4. Key Arguments and Perspectives
- The "Size" Problem: Buffett reiterated that Berkshire’s massive size is a hindrance to performance. Finding investments that are both high-quality and large enough to be meaningful is increasingly difficult.
- Resilience to Macro Factors: When asked if planned interest rate hikes in Japan would deter further investment, Buffett dismissed the concern, focusing instead on the long-term fundamental strength of the companies and the Japanese economy.
- The "Forever" Horizon: Buffett stated, "I’ll speak for Greg... in the next 50 years, we won’t give a thought to selling those." This underscores the firm's commitment to holding assets regardless of short-term market volatility.
5. Notable Quotes
- "Size is an enemy of performance at Berkshire." — Warren Buffett, regarding the difficulty of finding large-scale investments.
- "We are really... envisioning holding the investment for 50 years or forever." — Greg Abel, on the duration of the Japanese investment.

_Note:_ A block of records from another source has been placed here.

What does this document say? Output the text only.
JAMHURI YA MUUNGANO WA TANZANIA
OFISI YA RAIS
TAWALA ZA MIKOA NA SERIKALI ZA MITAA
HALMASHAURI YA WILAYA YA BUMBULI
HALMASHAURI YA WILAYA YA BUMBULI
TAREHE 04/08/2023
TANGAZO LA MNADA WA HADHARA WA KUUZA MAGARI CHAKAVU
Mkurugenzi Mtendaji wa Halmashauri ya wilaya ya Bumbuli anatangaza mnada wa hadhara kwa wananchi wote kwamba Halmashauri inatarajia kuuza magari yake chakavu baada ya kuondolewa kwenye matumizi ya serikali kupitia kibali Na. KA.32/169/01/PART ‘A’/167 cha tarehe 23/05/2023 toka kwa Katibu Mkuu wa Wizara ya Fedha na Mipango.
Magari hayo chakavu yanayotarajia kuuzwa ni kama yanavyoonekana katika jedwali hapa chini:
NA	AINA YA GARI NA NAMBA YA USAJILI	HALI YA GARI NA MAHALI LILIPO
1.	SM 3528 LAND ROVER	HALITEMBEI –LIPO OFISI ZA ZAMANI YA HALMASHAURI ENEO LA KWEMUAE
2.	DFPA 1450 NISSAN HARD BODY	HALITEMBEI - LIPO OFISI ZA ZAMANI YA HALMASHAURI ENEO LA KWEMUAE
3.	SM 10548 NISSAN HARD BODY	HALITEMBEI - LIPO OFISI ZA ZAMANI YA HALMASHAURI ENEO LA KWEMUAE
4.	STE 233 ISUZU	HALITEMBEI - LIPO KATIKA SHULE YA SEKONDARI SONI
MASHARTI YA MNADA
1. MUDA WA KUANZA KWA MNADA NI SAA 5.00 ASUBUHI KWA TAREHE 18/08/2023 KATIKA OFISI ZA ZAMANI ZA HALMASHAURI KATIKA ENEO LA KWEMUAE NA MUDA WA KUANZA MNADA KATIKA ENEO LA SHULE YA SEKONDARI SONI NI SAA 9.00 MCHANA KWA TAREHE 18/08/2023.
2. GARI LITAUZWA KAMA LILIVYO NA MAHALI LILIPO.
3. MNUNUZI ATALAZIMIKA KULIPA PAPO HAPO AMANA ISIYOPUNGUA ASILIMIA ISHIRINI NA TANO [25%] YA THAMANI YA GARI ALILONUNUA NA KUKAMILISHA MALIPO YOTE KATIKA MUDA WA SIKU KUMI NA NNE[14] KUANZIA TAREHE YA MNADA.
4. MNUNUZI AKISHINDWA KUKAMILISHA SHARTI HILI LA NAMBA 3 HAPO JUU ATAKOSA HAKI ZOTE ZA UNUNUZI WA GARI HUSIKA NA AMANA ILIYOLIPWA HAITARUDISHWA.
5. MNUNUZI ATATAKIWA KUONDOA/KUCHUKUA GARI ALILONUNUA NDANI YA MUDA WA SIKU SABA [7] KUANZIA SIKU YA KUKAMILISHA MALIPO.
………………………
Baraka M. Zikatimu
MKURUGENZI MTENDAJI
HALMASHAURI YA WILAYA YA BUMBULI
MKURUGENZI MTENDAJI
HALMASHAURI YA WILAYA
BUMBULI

- "It’s amazing what you can find when you just turn the page." — Warren Buffett, reflecting on the simple, manual research process that led to the discovery of these undervalued Japanese firms.
Synthesis and Conclusion
The investment in the five Japanese trading companies represents a quintessential Berkshire Hathaway move: identifying undervalued, high-quality assets through diligent research and committing to them for the long term. The strategy is defined by a respect for local business culture, a focus on building deep, collaborative relationships, and a desire to scale the investment despite the inherent difficulties of managing a large portfolio. The primary takeaway is that Berkshire views these companies not just as stocks to hold, but as long-term partners for global growth.